John Potter's second period at Dunfermline ended yesterday when it was confirmed he would move to Sunderland as first team coach. This is a tremendous opportunity for the popular and hard working coach and one that he thoroughly deserves. He will be much missed around EEP, not least because he is a self-confessed Pars fan and one of the few examples in the modern day game of a player, then coach, who was proud to represent his own team.
Potts joined Dunfermline as a 19 year old centre half in 1999 after a 2 year spell as a Celtic youth team player. He made 28 appearances for the Pars first team before leaving to join Clyde in 2002. From there he went to enjoy the best period of his playing career at St Mirren, from 2005 to 2011, which included promotion to the Premier League and 3 seasons as club captain. A change of manager in 2011 saw a squad clear-out which surprisingly included Potts. His next move was back to Dunfermline and marked the start of a 6 year period and the start of his coaching career.

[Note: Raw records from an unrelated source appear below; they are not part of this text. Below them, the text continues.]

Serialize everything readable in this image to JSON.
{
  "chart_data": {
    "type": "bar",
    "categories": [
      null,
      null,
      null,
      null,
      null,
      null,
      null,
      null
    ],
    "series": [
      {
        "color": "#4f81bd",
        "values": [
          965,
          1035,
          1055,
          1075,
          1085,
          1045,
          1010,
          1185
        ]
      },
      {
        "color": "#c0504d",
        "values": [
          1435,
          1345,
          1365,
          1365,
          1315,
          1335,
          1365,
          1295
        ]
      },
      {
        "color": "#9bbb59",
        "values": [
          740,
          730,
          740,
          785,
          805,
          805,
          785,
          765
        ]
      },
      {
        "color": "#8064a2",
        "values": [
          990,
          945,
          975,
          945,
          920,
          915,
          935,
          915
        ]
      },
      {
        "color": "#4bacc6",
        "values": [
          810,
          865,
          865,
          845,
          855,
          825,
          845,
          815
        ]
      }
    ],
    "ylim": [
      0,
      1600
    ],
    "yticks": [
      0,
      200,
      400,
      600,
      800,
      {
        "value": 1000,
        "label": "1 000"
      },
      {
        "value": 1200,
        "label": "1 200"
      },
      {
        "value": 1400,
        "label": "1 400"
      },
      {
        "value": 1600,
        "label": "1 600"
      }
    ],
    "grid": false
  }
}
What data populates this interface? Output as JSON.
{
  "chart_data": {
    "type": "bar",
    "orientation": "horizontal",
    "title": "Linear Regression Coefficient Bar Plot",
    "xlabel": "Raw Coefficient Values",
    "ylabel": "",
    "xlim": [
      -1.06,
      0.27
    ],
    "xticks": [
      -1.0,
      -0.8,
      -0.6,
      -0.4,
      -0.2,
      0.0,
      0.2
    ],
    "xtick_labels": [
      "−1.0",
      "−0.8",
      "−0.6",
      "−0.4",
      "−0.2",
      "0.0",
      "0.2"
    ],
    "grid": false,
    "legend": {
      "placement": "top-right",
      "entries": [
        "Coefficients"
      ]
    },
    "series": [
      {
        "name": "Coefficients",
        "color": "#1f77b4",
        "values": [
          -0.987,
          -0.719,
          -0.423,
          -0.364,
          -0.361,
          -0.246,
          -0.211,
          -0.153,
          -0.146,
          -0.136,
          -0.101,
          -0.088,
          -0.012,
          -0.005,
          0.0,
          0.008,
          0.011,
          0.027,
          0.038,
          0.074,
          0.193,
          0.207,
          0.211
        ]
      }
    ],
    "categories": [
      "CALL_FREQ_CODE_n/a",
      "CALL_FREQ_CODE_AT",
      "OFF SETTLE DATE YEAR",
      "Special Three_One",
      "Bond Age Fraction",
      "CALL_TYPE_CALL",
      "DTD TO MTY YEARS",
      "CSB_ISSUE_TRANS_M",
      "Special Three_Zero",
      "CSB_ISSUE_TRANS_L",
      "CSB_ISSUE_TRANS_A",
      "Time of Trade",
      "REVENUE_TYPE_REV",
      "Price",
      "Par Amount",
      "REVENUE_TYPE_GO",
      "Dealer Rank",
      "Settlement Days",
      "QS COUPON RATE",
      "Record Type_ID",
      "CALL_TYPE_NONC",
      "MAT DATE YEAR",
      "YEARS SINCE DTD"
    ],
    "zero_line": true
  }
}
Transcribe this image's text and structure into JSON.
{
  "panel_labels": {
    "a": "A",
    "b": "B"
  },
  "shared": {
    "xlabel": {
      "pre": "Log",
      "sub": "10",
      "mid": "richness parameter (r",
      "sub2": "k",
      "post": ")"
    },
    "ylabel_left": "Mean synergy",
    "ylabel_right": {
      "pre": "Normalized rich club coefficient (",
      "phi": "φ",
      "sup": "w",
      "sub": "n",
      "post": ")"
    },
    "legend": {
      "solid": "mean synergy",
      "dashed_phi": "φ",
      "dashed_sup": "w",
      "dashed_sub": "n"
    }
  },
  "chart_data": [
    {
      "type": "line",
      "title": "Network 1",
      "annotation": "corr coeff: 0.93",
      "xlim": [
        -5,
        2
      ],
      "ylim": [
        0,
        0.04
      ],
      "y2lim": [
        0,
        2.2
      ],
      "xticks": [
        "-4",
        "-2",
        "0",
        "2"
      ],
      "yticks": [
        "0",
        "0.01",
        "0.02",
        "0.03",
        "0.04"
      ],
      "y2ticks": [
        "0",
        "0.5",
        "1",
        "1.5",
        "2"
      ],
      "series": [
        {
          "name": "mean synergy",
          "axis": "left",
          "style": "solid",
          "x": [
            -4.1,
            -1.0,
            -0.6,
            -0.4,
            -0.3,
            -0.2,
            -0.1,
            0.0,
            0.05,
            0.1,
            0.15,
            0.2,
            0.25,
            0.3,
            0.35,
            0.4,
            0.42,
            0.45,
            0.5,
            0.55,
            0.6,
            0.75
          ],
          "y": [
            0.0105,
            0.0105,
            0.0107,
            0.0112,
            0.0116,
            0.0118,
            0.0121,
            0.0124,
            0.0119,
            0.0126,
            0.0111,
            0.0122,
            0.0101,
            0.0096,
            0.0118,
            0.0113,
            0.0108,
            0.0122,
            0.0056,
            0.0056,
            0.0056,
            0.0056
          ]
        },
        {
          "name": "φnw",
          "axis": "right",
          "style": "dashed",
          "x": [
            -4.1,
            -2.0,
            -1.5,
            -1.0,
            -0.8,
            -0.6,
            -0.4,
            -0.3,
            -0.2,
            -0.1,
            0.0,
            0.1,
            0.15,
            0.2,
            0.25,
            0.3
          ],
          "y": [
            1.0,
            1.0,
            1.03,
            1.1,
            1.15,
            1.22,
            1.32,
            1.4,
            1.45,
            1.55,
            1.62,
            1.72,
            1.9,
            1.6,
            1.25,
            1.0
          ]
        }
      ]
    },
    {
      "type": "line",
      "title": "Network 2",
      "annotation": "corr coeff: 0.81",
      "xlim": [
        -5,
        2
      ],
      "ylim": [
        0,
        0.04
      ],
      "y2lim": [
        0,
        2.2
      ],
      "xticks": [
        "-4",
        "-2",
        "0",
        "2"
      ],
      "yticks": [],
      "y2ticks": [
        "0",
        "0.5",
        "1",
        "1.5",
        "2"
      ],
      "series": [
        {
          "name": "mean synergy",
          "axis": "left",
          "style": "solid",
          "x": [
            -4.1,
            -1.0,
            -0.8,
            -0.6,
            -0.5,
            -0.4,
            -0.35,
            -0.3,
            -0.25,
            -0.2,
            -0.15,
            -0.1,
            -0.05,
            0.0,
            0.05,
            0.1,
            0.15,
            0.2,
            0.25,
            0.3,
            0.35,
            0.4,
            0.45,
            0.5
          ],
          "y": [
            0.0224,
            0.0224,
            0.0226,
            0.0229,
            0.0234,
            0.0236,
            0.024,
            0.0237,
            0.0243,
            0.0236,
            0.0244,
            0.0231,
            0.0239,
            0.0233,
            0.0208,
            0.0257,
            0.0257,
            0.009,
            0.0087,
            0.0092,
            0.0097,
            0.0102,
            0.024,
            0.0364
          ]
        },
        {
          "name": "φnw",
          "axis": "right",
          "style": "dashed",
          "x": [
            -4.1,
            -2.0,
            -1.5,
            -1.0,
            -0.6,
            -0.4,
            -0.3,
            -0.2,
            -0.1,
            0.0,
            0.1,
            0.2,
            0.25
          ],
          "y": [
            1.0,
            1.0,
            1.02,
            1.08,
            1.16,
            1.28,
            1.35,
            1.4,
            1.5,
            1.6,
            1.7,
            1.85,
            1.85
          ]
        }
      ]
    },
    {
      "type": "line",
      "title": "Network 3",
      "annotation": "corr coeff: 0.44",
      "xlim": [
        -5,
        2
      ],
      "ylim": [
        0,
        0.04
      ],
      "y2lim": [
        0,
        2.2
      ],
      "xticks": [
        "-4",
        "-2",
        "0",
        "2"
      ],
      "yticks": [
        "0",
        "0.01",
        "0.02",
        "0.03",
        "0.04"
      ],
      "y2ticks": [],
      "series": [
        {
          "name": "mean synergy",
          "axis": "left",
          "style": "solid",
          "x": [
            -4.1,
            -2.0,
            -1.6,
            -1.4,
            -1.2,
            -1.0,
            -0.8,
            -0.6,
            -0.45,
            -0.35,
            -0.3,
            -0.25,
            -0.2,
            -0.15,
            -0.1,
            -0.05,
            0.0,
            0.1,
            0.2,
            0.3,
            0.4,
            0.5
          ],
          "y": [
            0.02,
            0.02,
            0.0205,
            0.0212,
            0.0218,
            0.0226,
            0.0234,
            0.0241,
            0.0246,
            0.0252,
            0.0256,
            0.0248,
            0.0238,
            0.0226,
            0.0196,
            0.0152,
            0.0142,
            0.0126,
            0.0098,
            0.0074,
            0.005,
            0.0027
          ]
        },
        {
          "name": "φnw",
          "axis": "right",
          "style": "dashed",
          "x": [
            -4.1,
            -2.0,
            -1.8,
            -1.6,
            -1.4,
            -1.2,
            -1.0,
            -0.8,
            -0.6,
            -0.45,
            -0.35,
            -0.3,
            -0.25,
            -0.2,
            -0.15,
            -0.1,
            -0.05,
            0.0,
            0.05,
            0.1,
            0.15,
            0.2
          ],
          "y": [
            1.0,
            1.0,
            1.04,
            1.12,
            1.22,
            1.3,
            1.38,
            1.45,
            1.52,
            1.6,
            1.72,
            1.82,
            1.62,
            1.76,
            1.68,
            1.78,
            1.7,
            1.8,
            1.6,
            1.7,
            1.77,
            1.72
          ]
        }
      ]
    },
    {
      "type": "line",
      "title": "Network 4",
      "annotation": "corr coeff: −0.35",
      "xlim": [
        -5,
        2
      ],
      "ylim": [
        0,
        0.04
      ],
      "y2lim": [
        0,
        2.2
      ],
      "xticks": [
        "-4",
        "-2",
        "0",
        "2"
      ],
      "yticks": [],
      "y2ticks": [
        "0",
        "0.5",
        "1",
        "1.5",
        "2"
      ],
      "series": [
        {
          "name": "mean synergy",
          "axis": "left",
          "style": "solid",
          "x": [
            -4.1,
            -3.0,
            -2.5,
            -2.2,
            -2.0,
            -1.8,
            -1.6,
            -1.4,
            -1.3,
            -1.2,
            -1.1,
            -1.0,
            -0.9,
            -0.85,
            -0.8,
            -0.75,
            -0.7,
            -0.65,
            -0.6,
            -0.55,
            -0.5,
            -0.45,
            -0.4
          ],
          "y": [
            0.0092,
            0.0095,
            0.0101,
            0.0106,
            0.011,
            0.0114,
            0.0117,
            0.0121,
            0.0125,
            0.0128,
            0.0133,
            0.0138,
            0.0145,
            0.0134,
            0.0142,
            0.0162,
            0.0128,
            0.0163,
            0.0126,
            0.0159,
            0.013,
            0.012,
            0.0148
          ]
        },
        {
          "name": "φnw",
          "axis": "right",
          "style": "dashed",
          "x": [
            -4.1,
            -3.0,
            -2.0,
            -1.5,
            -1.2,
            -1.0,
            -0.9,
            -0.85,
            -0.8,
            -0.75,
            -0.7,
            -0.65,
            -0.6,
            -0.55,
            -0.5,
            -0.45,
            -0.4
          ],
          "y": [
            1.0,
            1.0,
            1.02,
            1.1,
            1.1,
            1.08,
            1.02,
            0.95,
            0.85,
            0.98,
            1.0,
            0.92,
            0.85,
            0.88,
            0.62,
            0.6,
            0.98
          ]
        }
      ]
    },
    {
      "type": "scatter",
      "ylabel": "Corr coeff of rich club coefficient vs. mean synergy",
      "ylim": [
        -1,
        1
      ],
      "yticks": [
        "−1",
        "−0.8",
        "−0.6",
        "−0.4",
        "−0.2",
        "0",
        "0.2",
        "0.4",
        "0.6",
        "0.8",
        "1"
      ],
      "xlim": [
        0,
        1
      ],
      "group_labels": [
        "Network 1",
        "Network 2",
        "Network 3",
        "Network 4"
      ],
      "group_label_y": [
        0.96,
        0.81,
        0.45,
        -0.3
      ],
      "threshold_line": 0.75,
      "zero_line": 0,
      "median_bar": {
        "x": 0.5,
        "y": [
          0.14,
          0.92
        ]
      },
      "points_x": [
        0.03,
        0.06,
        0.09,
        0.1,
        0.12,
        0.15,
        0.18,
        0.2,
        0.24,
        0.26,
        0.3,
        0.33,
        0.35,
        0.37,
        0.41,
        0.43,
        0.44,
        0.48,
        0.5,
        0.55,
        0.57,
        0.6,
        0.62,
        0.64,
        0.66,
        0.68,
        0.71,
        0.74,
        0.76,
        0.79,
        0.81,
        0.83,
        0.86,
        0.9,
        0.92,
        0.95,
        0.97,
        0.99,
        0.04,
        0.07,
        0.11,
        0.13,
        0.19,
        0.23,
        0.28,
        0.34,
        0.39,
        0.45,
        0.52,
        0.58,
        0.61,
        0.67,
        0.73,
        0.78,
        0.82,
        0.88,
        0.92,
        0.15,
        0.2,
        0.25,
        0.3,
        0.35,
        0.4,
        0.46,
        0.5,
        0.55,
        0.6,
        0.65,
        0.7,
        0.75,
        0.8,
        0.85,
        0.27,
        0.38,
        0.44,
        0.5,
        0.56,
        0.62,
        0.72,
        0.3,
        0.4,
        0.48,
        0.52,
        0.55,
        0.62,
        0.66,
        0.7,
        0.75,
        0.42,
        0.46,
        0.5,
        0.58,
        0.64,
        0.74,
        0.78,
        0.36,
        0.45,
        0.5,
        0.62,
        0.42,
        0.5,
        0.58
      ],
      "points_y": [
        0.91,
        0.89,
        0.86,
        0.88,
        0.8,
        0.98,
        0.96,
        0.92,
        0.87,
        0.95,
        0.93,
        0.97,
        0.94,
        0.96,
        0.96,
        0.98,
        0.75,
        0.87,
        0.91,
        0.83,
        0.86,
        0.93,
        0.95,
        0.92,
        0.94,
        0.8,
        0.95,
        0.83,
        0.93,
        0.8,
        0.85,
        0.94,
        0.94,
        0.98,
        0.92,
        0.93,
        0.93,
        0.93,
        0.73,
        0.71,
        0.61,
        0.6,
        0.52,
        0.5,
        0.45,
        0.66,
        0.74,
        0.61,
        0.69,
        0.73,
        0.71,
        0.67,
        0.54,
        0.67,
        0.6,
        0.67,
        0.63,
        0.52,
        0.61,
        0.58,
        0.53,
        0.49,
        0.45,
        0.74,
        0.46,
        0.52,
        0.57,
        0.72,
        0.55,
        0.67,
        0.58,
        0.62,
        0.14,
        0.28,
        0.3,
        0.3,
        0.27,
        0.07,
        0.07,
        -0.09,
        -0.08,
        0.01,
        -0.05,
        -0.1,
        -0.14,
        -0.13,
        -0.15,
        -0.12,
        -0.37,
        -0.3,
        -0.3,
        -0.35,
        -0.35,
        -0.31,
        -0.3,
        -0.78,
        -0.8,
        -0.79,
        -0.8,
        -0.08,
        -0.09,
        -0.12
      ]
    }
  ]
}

Joining the club after its return to the top division in season 2011/12, Potts made 19 appearances before being loaned to Queen of the South for the second half of the season. The Pars team suffered relegation and manager Jim McIntyre was replaced by Jim Jefferies, who made Potts part of his coaching staff for the following season, 2012/13. The new-look Dunfermline team topped what is now the Championship until financial issues and eventual administration decimated the playing squad and left Potter and Craig Dargo as the club's senior players, with the bulk of the remaining squad being youth team players. Potts had guided the Pars youth team to the Scottish Youth Cup Final as the club's Under 20s coach but the sudden elevation of many of the young team to the first team, after many senior players were released, proved to be detrimental to both the youth team (the final was lost, to Celtic), and the young first team (a points deduction was followed by relegation to League 1).
After finishing second to Rangers in League 1 but losing the promotion play-off final in 2013/14, the team struggled in the early months of the next season, which they had started as firm favourites to win the division. Jefferies left the club and Potts, by now rarely featuring as a player, was promoted to the manager's role. Sadly, for a variety of reasons it was not a success and the club finished the season in seventh place in the third tier. Potts was retained by new manager Allan Johnston in the summer of 2015, returning to his coaching position with the Under 20s, in addition to working with the first team.
Potts' dedicated work as a coach and as a match observer for the manager, together with his positive manner and professionalism, made him a vital part of the management team as the club won the League 1 title in 2016 and the continuing year-on-year progress since. He has overseen the emergence of players such as Ryan Williamson, Lewis Martin, Callum Smith plus others who have moved on from Dunfermline including Shaun Byrne and Lewis Spence, both now Premiership players at Livingston and Dundee. I was fortunate to be able to attend many Under 20s games between 2015-2017, sitting in virtually empty stadiums or standing near the dug out at Kelty, the venue for many Under 20s Pars home games, in close proximity to Potts, and was very impressed by his method of coaching from the sidelines. Unlike some other clubs' coaches who spent entire games shouting expletives at their young players, Potts was always positive, encouraging his team and giving well-explained tactical advice: the type of coach that would be a dream for any young player to work with.
All the best to one of our own, a good guy and an excellent coach.